One important difference between Bun and Node is that Node does not allow you to use import.meta in CommonJS modules. In fact, trying to access import.meta in a CommonJS module will throw an error: SyntaxError: Cannot use 'import.meta' outside a module.

Why are we talking about Node? Aren’t we using Bun anyway?

By default, Bun respects scripts, binaries, etc. that execute Node. For example, running bun run vite will execute the vite “binary”, which is actually just a JavaScript file with a Node shebang #!/usr/bin/env node. As expected, this will execute the file with Node, not Bun.

info

Astro is the same way. If you look at the astro “binary” in your node_modules, it’s just a JavaScript file with a Node shebang.

I ran into this when trying to run the drizzle-kit push command with Bun. At some point, drizzle-kit imports my drizzle.config.ts which uses import.meta.env.DB_FILE_NAME. I was getting the following error:

"import.meta" is not available with the "cjs" output format and will be empty

This usually isn’t a problem since most things are ESM nowadays. When executing something with Node, only things that are themselves CJS or load other files as CJS will have this issue.

Bun handles executing CJS files much more gracefully. It allows you to use import.meta.env inside of them without issue.

So what if we could “trick” these kinds of scripts/binaries to run with Bun instead of Node?

Bun allows you to do exactly that with the --bun, -b flag. Now when we execute something like bun run vite, it’ll run with Bun, not Node. See the Bun docs for more details.

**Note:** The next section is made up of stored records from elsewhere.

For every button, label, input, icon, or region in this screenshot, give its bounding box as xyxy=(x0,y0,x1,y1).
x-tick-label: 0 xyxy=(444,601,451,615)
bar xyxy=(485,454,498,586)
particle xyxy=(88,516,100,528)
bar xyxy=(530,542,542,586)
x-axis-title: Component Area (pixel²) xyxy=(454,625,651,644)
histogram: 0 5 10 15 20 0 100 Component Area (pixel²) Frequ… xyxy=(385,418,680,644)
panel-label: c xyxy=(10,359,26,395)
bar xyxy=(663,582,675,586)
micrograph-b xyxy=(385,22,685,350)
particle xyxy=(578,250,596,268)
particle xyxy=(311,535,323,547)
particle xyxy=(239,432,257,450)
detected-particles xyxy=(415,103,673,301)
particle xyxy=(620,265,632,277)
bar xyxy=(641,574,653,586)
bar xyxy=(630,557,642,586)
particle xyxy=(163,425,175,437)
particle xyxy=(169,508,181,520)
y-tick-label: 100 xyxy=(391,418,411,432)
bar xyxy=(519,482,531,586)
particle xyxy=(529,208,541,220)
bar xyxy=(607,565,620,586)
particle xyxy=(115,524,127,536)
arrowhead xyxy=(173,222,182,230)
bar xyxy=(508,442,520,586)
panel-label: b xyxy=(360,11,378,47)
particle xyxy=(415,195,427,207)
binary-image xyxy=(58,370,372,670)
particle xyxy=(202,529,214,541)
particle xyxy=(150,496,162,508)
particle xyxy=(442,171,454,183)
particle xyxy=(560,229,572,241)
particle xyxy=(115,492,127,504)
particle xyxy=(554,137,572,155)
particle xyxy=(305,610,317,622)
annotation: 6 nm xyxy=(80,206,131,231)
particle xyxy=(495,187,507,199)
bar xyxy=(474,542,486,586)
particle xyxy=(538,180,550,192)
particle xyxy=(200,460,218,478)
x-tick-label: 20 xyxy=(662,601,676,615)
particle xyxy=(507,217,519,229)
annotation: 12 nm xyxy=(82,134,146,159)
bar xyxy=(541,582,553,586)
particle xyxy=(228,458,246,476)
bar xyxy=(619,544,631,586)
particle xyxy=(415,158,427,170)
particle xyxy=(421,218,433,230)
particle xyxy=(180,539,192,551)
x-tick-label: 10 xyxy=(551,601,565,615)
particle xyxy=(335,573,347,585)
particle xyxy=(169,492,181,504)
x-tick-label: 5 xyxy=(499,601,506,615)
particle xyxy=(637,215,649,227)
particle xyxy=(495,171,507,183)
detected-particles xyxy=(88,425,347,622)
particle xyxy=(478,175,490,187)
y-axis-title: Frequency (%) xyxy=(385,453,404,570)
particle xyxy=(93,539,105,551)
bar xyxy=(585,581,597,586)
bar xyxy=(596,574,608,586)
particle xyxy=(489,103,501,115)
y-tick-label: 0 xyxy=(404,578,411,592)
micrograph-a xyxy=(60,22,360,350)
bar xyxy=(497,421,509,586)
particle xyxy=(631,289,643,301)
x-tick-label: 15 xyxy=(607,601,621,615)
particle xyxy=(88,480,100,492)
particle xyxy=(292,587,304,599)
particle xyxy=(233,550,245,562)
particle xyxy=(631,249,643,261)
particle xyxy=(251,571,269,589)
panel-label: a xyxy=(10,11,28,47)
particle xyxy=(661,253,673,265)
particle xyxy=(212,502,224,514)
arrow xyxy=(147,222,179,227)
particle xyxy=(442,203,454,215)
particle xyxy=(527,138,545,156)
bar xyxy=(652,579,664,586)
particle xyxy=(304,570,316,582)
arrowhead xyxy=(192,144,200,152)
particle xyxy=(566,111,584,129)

This is the final piece of the puzzle. With this, everything works as expected.

The solution

Like I mentioned above, my suggestion is to not use astro:env at all and instead use import.meta.env everywhere. You can/should still define your environment variable schema so you can validate your expected environment variables.

tip

Update (Jun 12, 2025): Astro’s built-in environment variable validation (astro:env) has some other frustrating limitations, so I made an Astro integration as an alternative: astro-validate-env

There’s still one thing we haven’t solved, what about our typed environment variables?

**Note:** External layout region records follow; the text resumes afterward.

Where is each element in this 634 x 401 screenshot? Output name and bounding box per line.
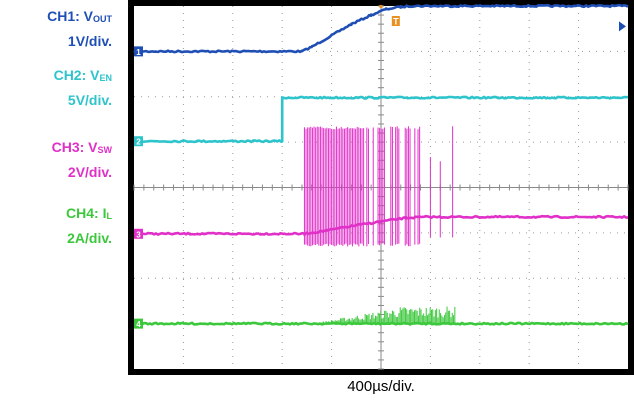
ch1-ground-marker [134,46,143,57]
legend-ch4: CH4: IL 2A/div. [66,202,112,250]
trigger-marker-label: T [393,17,399,27]
legend-ch4-scale: 2A/div. [67,230,112,246]
timebase-label: 400µs/div. [347,378,415,395]
oscilloscope-plot: 1 2 3 4 T [128,0,634,375]
ch3-ground-marker-label: 3 [136,230,141,239]
legend-ch2-scale: 5V/div. [67,92,112,108]
ch3-ground-marker [134,228,143,239]
ch4-ground-marker [134,318,143,329]
trigger-position-tick [379,5,383,8]
ch2-ground-marker-label: 2 [136,138,141,147]
ch1-trace [133,3,629,54]
legend-ch3-scale: 2V/div. [67,164,112,180]
trigger-level-arrow [619,21,626,32]
ch4-ground-marker-label: 4 [136,320,141,329]
legend-ch2-sub: EN [99,73,112,83]
ch1-ground-marker-label: 1 [136,48,141,57]
ch2-trace [133,95,629,144]
ch3-trace [133,214,629,236]
ch4-trace [133,321,629,326]
oscilloscope-screen: 1 2 3 4 T [128,0,634,375]
legend-ch1-sub: OUT [93,14,112,24]
trigger-marker [391,16,400,26]
legend-ch4-name: CH4: I [66,205,107,221]
legend-ch1-name: CH1: V [47,8,93,24]
legend-ch3-name: CH3: V [51,139,98,155]
legend-ch3-sub: SW [97,145,113,155]
legend-ch4-sub: L [106,211,113,221]
legend-ch1-scale: 1V/div. [67,33,112,49]
ch2-ground-marker [134,136,143,147]
legend-ch1: CH1: VOUT 1V/div. [47,5,112,53]
legend-ch3: CH3: VSW 2V/div. [52,136,112,184]
legend-ch2-name: CH2: V [53,67,100,83]
legend-ch2: CH2: VEN 5V/div. [54,64,112,112]
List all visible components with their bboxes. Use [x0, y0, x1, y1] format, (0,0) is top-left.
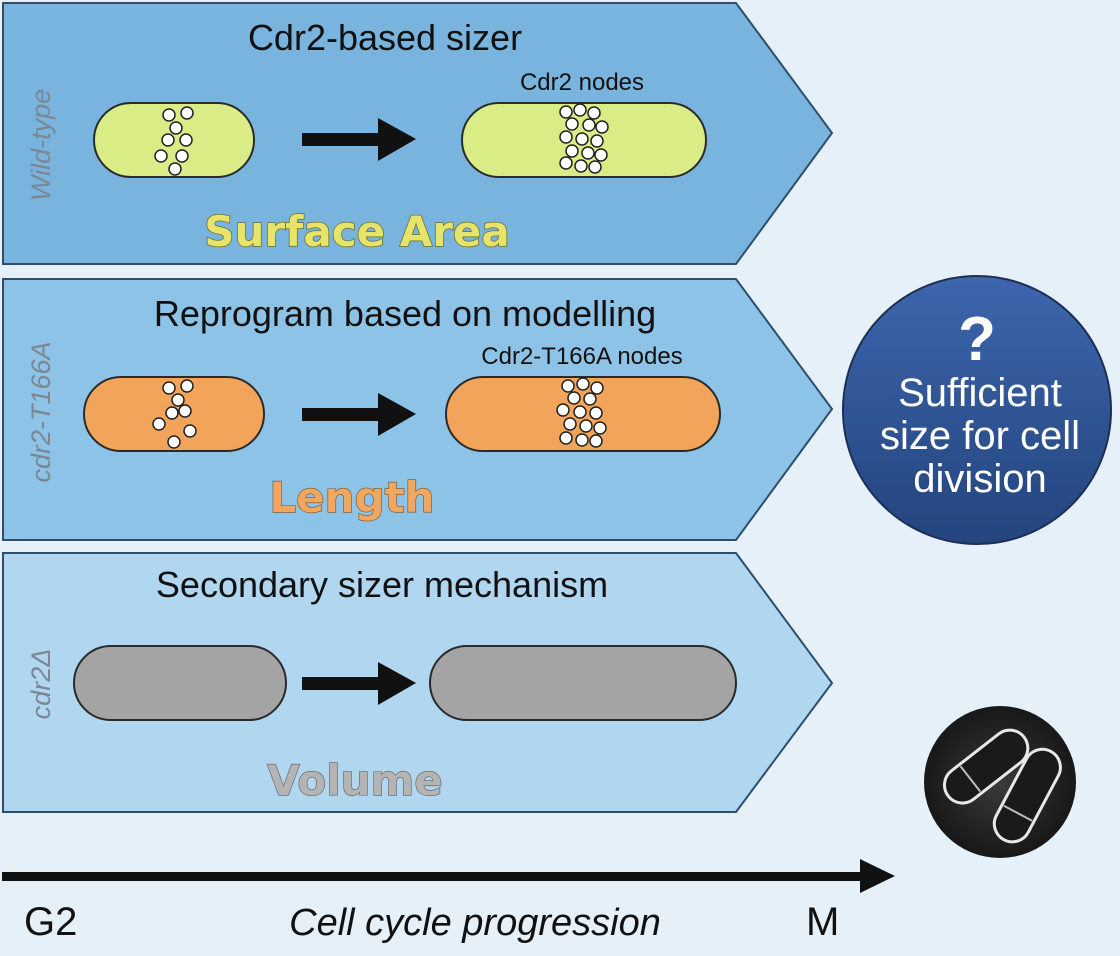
outcome-circle	[842, 275, 1112, 545]
panel-cdr2-t166a: cdr2-T166A Reprogram based on modelling …	[2, 278, 834, 541]
large-cell	[429, 645, 737, 721]
nodes-label: Cdr2 nodes	[520, 69, 644, 96]
node-dot-icon	[161, 133, 175, 147]
node-dot-icon	[165, 406, 179, 420]
timeline-label: Cell cycle progression	[289, 902, 661, 944]
panel-title: Secondary sizer mechanism	[156, 564, 608, 605]
node-dot-icon	[180, 379, 194, 393]
node-dot-icon	[567, 391, 581, 405]
measure-label: Surface Area	[204, 207, 510, 256]
small-cell	[73, 645, 287, 721]
right-arrow-icon	[860, 859, 895, 893]
node-dot-icon	[588, 160, 602, 174]
node-dot-icon	[589, 434, 603, 448]
node-dot-icon	[583, 392, 597, 406]
node-dot-icon	[162, 108, 176, 122]
node-dot-icon	[590, 381, 604, 395]
node-dot-icon	[167, 435, 181, 449]
cell-micrograph-icon	[924, 706, 1076, 858]
node-dot-icon	[573, 405, 587, 419]
node-dot-icon	[171, 393, 185, 407]
node-dot-icon	[595, 120, 609, 134]
outcome-line-1: Sufficient	[898, 371, 1062, 415]
node-dot-icon	[565, 144, 579, 158]
node-dot-icon	[574, 159, 588, 173]
node-dot-icon	[576, 377, 590, 391]
panel-chevron	[2, 278, 834, 541]
node-cluster	[559, 103, 609, 174]
right-arrow-icon	[302, 662, 416, 705]
node-cluster	[556, 377, 607, 448]
node-dot-icon	[559, 105, 573, 119]
panel-title: Cdr2-based sizer	[248, 17, 522, 58]
nodes-label: Cdr2-T166A nodes	[481, 343, 682, 370]
question-mark: ?	[958, 305, 996, 374]
node-dot-icon	[559, 156, 573, 170]
node-dot-icon	[152, 417, 166, 431]
node-dot-icon	[575, 433, 589, 447]
node-dot-icon	[590, 134, 604, 148]
measure-label: Length	[269, 473, 434, 522]
right-arrow-icon	[302, 393, 416, 436]
node-dot-icon	[589, 406, 603, 420]
right-arrow-icon	[302, 118, 416, 161]
node-dot-icon	[180, 106, 194, 120]
timeline-end: M	[806, 900, 839, 944]
node-dot-icon	[573, 103, 587, 117]
node-dot-icon	[563, 417, 577, 431]
node-cluster	[154, 106, 194, 176]
panel-wild-type: Wild-type Cdr2-based sizer Cdr2 nodes	[2, 2, 834, 265]
node-dot-icon	[168, 162, 182, 176]
node-dot-icon	[559, 431, 573, 445]
panel-chevron	[2, 2, 834, 265]
node-dot-icon	[582, 118, 596, 132]
measure-label: Volume	[267, 756, 443, 805]
panel-side-label: Wild-type	[26, 89, 56, 201]
node-dot-icon	[178, 404, 192, 418]
outcome-bubble: ? Sufficient size for cell division	[842, 275, 1112, 545]
node-dot-icon	[179, 133, 193, 147]
node-dot-icon	[581, 146, 595, 160]
timeline-start: G2	[24, 900, 77, 944]
node-dot-icon	[175, 149, 189, 163]
panel-side-label: cdr2-T166A	[26, 341, 56, 482]
node-dot-icon	[575, 132, 589, 146]
node-dot-icon	[169, 121, 183, 135]
node-dot-icon	[556, 403, 570, 417]
node-dot-icon	[561, 379, 575, 393]
outcome-line-2: size for cell	[880, 414, 1080, 458]
node-cluster	[152, 379, 197, 449]
panel-chevron	[2, 552, 834, 813]
panel-title: Reprogram based on modelling	[154, 293, 656, 334]
node-dot-icon	[593, 421, 607, 435]
node-dot-icon	[559, 130, 573, 144]
node-dot-icon	[579, 419, 593, 433]
node-dot-icon	[183, 424, 197, 438]
node-dot-icon	[162, 381, 176, 395]
node-dot-icon	[154, 149, 168, 163]
timeline: G2 Cell cycle progression M	[2, 859, 895, 944]
outcome-line-3: division	[913, 457, 1046, 501]
panel-cdr2-delta: cdr2Δ Secondary sizer mechanism Volume	[2, 552, 834, 813]
panel-side-label: cdr2Δ	[26, 649, 56, 720]
node-dot-icon	[565, 117, 579, 131]
node-dot-icon	[587, 106, 601, 120]
timeline-axis	[2, 872, 866, 881]
node-dot-icon	[594, 148, 608, 162]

Fortunately, there’s an easy way to type import.meta.env.

In a env.d.ts file:

env.d.ts
interface ImportMetaEnv {
readonly DB_FILE_NAME: string
// more env variables...
}
interface ImportMeta {
readonly env: ImportMetaEnv
}

To recap, this is what I’ve found to be the best approach:

  • Use Bun (with the --bun flag) to automatically load .env files and populate import.meta.env
  • Define all of your environment variables in your environment variable schema
  • Type your environment variables in your env.d.ts file
  • Don’t use astro:env
  • Use import.meta.env everywhere

There’s nothing wrong with using astro:env, but a Astro environment variable schema + a typed import.meta.env is basically the same thing.

Some gotchas

  • There should be a 1:1 mapping between your environment variable schema and your typed import.meta.env.
    • If have something in your import.meta.env but not in your environment variable schema and you forget to set that environment variable, you now have a variable that will show as string but is actually undefined.
  • Outside of the Astro context, the Astro-specific values will be undefined (e.g. don’t try to access import.meta.env.DEV in scripts).
  • Bun is made to be a drop-in replacement for Node, so using --bun shouldn’t break things, but it’s possible that certain dependencies/binaries may not work as expected.

This solution is definitely not perfect, but it’s a lot better than what I was doing before.